Nobili et al. showed that liver stiffness (LS) detected by TE at more than 9 kPa was associated with a high stage of fibrosis in pathology. Yoneda et al. evaluated LS in 97 NAFLD patients and observed that there was a significant correlation between METAVIR score and TE through different stages. He also concluded that using TE in detecting the level of fibrosis in NAFLD cases has high accuracy and can be a good alternative for liver biopsy in patients who cannot undergo invasive procedures, which adds to our results [20].
Cassinotto et al. demonstrated that TE can successfully identify significant fibrosis in the majority of patients. Fortunately, fibrosis is the histopathological feature most predictive of poor outcomes in NAFLD. It is also known that NAFLD patients who develop NASH are at substantially increased risk for progression of liver disease, with fibrosis progression rates that have been estimated to be one stage every 7 years, significantly higher than patients with non-NASH NAFLD. Thus, it is important to identify which patients had NASH from those with non-NASH NAFLD and to assess whether any elastography-based imaging modality can accurately discriminate those patients liable to develop NASH (based on significant fibrosis detected by TE) from those with non-NASH NAFLD which adds value to our results [21].
Patel and Sebastiani studied the various laboratory-based and radiation-based non-invasive tests (NITs) for the assessment of liver fibrosis and concluded that vibration-controlled transient elastography (VCTE) was a rapid, safe, and reproducible procedure for liver stiffness measurement (LSM) assessment that can be performed at the bedside with immediate results, and it represents a true point-of-care assessment and is the most widely used and validated technique for non-invasive imaging assessment of liver fibrosis.

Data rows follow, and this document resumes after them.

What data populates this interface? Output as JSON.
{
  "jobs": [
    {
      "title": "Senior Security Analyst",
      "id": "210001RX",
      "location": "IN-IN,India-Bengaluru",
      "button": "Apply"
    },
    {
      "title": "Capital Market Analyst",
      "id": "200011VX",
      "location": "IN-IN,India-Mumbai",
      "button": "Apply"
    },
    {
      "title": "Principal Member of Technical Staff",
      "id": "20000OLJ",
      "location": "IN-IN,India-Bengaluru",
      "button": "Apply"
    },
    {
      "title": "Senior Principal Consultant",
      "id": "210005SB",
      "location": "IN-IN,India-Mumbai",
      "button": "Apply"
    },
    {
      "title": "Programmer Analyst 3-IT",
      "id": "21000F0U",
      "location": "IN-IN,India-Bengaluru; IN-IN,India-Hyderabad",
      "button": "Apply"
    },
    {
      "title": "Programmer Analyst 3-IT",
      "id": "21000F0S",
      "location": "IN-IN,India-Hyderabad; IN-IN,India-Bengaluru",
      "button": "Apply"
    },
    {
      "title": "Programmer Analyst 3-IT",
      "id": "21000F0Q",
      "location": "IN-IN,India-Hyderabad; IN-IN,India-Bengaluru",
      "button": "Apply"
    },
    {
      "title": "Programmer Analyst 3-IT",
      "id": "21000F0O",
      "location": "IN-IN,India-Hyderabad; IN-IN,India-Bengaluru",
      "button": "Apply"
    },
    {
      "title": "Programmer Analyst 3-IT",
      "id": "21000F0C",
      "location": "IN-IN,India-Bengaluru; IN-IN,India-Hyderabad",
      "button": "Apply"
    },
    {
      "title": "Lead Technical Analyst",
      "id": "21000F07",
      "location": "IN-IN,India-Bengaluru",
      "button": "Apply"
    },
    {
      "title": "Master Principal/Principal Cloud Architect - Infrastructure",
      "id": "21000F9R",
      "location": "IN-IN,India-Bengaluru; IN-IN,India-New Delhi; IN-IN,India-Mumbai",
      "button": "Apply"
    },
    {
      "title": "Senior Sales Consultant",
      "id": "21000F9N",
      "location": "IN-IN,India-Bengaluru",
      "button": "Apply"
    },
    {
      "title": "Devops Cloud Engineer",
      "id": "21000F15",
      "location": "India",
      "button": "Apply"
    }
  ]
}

They also concluded that understanding the strengths and limitations of NITs would allow for more judicious interpretation in the clinical context, where NITs should be viewed as complementary to, rather than as a replacement for, liver biopsy [22].

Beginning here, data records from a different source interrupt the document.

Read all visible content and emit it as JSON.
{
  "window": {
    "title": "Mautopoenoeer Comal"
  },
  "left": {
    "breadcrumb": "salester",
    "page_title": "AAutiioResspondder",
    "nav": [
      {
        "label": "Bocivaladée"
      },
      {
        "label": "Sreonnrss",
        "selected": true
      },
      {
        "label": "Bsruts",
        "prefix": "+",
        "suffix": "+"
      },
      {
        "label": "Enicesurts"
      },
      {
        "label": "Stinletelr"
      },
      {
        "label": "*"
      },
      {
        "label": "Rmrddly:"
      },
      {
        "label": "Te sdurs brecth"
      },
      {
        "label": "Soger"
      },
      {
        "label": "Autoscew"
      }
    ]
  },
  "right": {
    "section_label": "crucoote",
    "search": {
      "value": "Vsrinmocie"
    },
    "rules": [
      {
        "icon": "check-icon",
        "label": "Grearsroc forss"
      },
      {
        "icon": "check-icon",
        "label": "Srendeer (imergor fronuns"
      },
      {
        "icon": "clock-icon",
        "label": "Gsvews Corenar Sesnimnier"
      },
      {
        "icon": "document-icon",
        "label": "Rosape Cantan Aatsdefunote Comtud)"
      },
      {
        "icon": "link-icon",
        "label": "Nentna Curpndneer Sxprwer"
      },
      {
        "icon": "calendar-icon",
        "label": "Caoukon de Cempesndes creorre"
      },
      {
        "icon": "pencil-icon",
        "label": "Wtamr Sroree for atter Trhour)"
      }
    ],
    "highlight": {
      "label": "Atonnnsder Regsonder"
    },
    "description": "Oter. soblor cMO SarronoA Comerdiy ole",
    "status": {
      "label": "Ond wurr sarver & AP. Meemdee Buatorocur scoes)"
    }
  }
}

In a recent study, Goyale et al. studied 105 adult patients with varying severity of NAFLD in a prospective, cross-sectional study. They concluded from their work that FibroScan was an accurate and accepted non-invasive tool that has shown concordance with liver biopsy results. In practice, NAFLD disease severity is usually assessed by a combination of the non-invasive clinical, biochemical, and sonographic parameters, with liver biopsy being reserved for patients with suspected progressive or advanced disease [23].
Eddowes et al. estimated the accuracy of Fibroscan vibration-controlled transient elastography liver stiffness measurement (LSMs) in assessing fibrosis in patients with suspected NAFLD in comparison with the standard-of-care liver biopsy. They found that LSM assessment achieved an area under the receiver operating characteristic curves (AUROC) values ranging from 0.80 to 0.89 for F3 and F4 cases. They concluded that LSMs by FibroScan are accurate non-invasive methods for assessing liver steatosis and fibrosis in patients with NAFLD [24]. In the current work, LSMs by FibroScan showed a good correlation with each FIB-4 score and NAFLD fibrosis score with AUROC of 0.81–1.0 and 0.59–0.88, respectively, in advanced cases ≥ F3.